33 .. code-block:: c++
35 DeviceIds ids = {DeviceId::ID0, DeviceId::ID1};
36 Executor executor(DeviceType::DLA, ids, configuration);
38 Step 4
39 ======
40 Get the set of available ExecutionObjects and allocate input and output buffers for each ExecutionObject.
42 .. code-block:: c++
44 const ExecutionObjects& execution_objects = executor.GetExecutionObjects();
45 int num_eos = execution_objects.size();
47 // Allocate input and output buffers for each execution object
48 std::vector<void *> buffers;
49 for (auto &eo : execution_objects)
50 {
51 ArgInfo in = { ArgInfo(malloc(frame_sz), frame_sz)};
52 ArgInfo out = { ArgInfo(malloc(frame_sz), frame_sz)};
53 eo->SetInputOutputBuffer(in, out);
55 buffers.push_back(in.ptr());
56 buffers.push_back(out.ptr());
57 }
61 Step 5
62 ======
63 Run the network on each input frame. The frames are processed with available execution objects in a pipelined manner with additional num_eos iterations to flush the pipeline (epilogue).
65 .. code-block:: c++
67 for (int frame_idx = 0; frame_idx < configuration.numFrames + num_eos; frame_idx++)
68 {
69 ExecutionObject* eo = execution_objects[frame_idx % num_eos].get();
71 // Wait for previous frame on the same eo to finish processing
72 if (eo->ProcessFrameWait())
73 WriteFrame(*eo, output_data_file);
75 // Read a frame and start processing it with current eo
76 if (ReadFrame(*eo, frame_idx, configuration, input_data_file))

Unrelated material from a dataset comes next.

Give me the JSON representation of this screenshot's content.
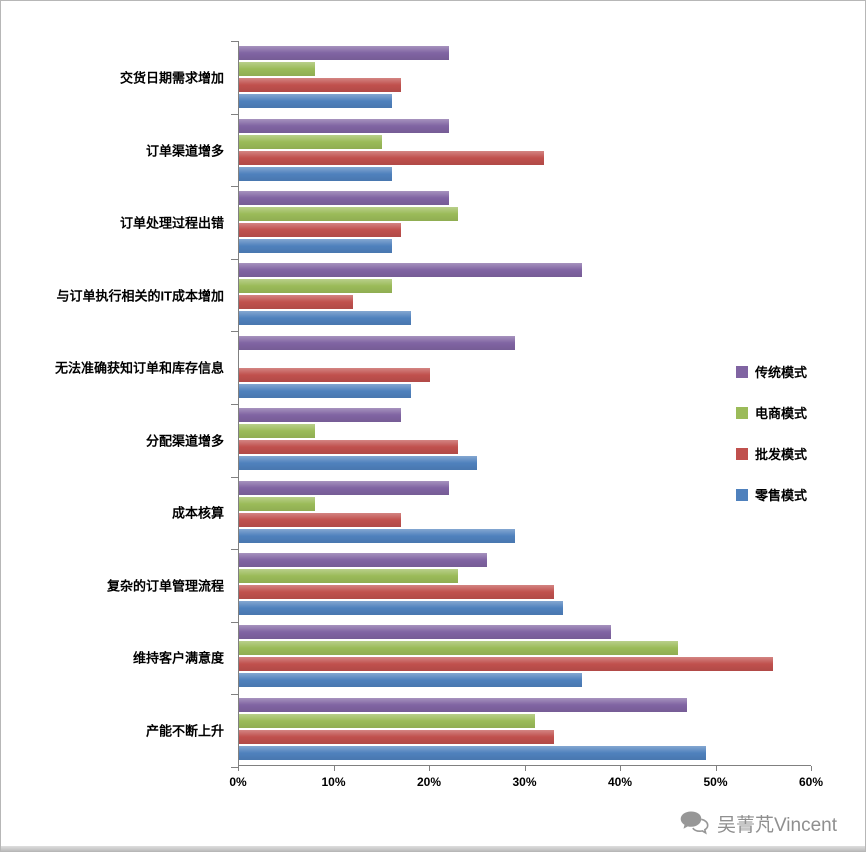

77 eo->ProcessFrameStartAsync();
78 }
82 Putting it together
83 ===================
84 The code snippet :ref:`tidl_main` illustrates using the API to offload a network.
86 .. literalinclude:: ../../examples/test/main.cpp
87 :name: tidl_main
88 :caption: examples/test/main.cpp
89 :lines: 155-189,208-213,215-220
90 :linenos:
92 For a complete example of using the API, refer ``examples/test/main.cpp`` on the EVM filesystem.